Iraqi television channel

Al Sumaria (السومرية) is an independent Iraqi satellite TV network that launched in 2004, it broadcast on Eutelsat 7 West A, and Hellas Sat 3.

Established by a group of businessmen in 2004, it has 700 employees across Iraq, Lebanon, the United Arab Emirates, and Jordan.

Al Sumaria serves a liberal perspective whilst maintaining religious faith and strongly refuting repression and autocracy. Al Sumaria produces almost all of its 24/7 programs in-house. It broadcasts live entertainment, social, political, and game shows hosted by Iraqi presenter, and drama and comedy series starred, directed, and produced by Iraqi companies.
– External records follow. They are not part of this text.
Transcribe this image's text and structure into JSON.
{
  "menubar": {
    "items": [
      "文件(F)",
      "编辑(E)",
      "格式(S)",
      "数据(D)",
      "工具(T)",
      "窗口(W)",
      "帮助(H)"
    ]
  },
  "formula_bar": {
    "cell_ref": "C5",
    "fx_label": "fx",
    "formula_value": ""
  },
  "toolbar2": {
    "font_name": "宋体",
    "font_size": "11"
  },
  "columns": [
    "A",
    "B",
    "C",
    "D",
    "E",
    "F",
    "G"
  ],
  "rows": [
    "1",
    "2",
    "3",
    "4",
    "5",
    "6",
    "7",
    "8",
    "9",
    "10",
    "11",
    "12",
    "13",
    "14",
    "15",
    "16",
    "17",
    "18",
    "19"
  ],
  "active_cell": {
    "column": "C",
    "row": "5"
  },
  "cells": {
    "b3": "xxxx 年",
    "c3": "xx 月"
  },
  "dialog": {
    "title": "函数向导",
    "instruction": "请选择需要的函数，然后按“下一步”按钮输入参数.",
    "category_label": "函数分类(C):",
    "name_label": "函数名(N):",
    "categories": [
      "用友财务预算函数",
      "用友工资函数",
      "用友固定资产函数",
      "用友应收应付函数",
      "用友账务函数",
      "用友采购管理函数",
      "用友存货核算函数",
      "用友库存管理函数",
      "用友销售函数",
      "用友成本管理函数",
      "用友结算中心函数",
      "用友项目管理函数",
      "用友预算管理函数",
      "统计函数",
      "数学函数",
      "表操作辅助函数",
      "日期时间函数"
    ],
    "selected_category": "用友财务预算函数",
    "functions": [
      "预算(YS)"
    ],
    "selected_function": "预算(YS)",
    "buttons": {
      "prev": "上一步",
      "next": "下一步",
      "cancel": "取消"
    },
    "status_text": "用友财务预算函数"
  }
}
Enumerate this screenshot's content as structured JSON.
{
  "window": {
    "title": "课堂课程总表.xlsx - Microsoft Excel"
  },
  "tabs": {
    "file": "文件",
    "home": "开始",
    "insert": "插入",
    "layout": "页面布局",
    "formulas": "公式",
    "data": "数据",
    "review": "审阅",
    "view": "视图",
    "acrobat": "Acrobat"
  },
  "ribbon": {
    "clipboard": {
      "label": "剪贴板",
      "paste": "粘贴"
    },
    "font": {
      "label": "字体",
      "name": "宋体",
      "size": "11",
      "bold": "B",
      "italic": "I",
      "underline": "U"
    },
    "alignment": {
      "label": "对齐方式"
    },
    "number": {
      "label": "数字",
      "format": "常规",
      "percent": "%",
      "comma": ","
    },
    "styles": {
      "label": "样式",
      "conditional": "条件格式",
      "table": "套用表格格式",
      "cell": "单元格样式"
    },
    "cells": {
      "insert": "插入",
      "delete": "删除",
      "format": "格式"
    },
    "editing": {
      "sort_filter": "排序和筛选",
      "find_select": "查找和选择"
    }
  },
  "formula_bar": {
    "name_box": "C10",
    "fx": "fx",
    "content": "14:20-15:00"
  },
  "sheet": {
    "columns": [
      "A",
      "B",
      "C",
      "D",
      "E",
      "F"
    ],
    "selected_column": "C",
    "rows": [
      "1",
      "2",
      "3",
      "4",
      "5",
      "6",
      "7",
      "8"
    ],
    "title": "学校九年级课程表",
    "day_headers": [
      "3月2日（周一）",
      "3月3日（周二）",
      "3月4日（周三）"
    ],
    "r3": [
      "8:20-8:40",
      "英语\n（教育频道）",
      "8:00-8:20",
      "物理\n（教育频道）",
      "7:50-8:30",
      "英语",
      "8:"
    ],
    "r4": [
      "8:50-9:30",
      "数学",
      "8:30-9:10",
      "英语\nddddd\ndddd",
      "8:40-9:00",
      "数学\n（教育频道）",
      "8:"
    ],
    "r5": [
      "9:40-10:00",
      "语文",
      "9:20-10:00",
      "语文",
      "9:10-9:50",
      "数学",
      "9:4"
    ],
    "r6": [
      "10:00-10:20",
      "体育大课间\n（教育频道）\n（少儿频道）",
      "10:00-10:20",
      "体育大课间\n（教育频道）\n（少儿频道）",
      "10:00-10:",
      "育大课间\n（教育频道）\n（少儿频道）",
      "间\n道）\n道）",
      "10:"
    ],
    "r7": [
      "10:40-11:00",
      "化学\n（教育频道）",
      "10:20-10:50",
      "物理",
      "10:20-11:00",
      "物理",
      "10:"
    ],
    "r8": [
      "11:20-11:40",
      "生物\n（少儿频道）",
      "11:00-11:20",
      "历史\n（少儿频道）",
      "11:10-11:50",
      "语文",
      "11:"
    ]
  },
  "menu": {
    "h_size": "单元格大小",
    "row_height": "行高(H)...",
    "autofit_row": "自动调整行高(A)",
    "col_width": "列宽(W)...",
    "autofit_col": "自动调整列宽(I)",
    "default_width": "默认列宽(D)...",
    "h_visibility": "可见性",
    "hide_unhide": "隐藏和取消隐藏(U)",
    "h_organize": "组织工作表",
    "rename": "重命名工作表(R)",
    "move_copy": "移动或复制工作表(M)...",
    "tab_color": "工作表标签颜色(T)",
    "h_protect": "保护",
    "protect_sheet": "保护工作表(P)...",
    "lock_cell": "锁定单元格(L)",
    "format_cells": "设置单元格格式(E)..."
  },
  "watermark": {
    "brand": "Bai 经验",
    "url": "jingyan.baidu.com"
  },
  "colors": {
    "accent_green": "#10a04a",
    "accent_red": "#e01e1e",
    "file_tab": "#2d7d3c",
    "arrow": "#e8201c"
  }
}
Al Sumaria is acqruied rights to aired some various movies, documentaries, musicals, children, entertainment, sports, and news programs.

==Where it is broadcast==

Terrestrial broadcasting 64 UHF

Nilesat 102
Frequency: 12130 MHz
Polarization: Vertical
Symbol rate: 27.5 Mb/s
FEC: 5/6

Hot Bird 8 – 13° East
Transponder: 77
Frequency: 12245 MHz
Polarization: Horizontal
Symbol Rate: 27.500 M Symbol
FEC: 3/4

==Availability==
It is made available for a primarily-Arab audience throughout the world via satellite, online streaming through its website and in the Americas on myTV.